Immunofluorescence analysis
Cells were fixed through incubation with 4% paraformaldehyde at room temperature for 30 min. Fixed cells were rinsed in PBS, treated with 0.5% BSA for 30 min, and then incubated overnight at 4 °C with the rabbit anti-GLUT9 and anti-OAT3 antibodies. They were then incubated for 2 h with an Alexa 488 Fluor-conjugated secondary antibody. The cells were finally washed in PBS and mounted using Vectashield Mounting Medium containing DAPI. Immunofluorescent images were captured using microscope (Olympus Microscope System BX51; Olympus).
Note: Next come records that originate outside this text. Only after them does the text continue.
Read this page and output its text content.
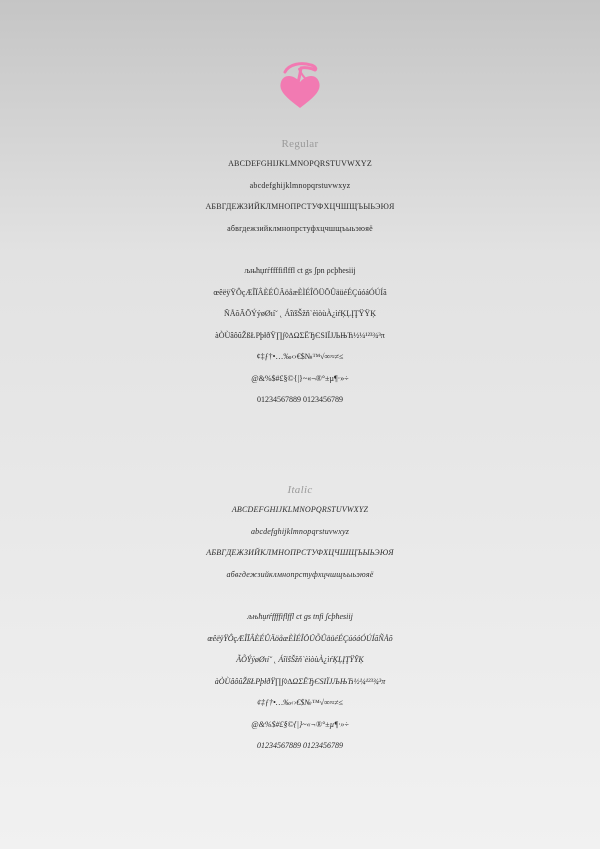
Regular
ABCDEFGHIJKLMNOPQRSTUVWXYZ
abcdefghijklmnopqrstuvwxyz
АБВГДЕЖЗИЙКЛМНОПРСТУФХЦЧШЩЪЫЬЭЮЯ
абвгдежзийклмнопрстуфхцчшщъыьэюяё
љњћџґѓffffiflffl ct gs ʃpn ρcþħesiij
œêëÿŸÔçÆÎÏÂÈÉÛÄöåæÈÌÉÎÖÜÕÛäüéÉÇúóáÓÚÍã
ÑÅõÃÕÝýøØıí˘ ˛ ÁîïšŠžň`èìòùÀ¿ìŕĶĻĮŢŸŸĶ
àÒÙâôûŽßŁPþłðŸ∏∫◊∆ΩΣËЂЄЅІЇЈЉЊЋ½¼¹²³¾³π
¢‡ƒ†•…‰‹›€$№™√∞≈≠≤
@&%$#£§©{|}~«¬®°±µ¶·»÷
01234567889 0123456789
Italic
ABCDEFGHIJKLMNOPQRSTUVWXYZ
abcdefghijklmnopqrstuvwxyz
АБВГДЕЖЗИЙКЛМНОПРСТУФХЦЧШЩЪЫЬЭЮЯ
абвгдежзийклмнопрстуфхцчшщъыьэюяё
љњћџґѓffffiflffl ct gs tnfi ʃcþħesiij
œêëÿŸÔçÆÎÏÂÈÉÛÄöåæÈÌÉÎÖÜÕÛäüéÉÇúóáÓÚÍãÑÅõ
ÃÕÝýøØıí˘ ˛ ÁîïšŠžň`èìòùÀ¿ìŕĶĻĮŢŸŸĶ
àÒÙâôûŽßŁPþłðŸ∏∫◊∆ΩΣËЂЄЅІЇЈЉЊЋ½¼¹²³¾³π
¢‡ƒ†•…‰‹›€$№™√∞≈≠≤
@&%$#£§©{|}~«¬®°±µ¶·»÷
01234567889 0123456789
Xanthine oxidase inhibition (XOI) activity and uric acid assay
XO catalyzes the conversion of hypoxanthine to xanthine and then uric acid as a final product in the presence of molecular oxygen to yield superoxide anion [20]. Inhibitory effects on xanthine oxidase activity were measured by a decrease in uric acid formation. Urine and serum level of uric acid were determined by the uric acid detection kit (ab65344, abcam). The experimental process performed according to manufacturer’s instructions.
Statistical analysis
The variables including primary ones, serum and urinary uric acid concentrations were expressed as the mean ± standard error of the mean (S.E.M.). The statistical variables were analyzed using a one-way analysis of variance (ANOVA) and post hoc multiple mean comparisons (Bonferroni test). All variables were analyzed using the GraphPad Prism 5.10 software (GraphPad Software Inc., USA).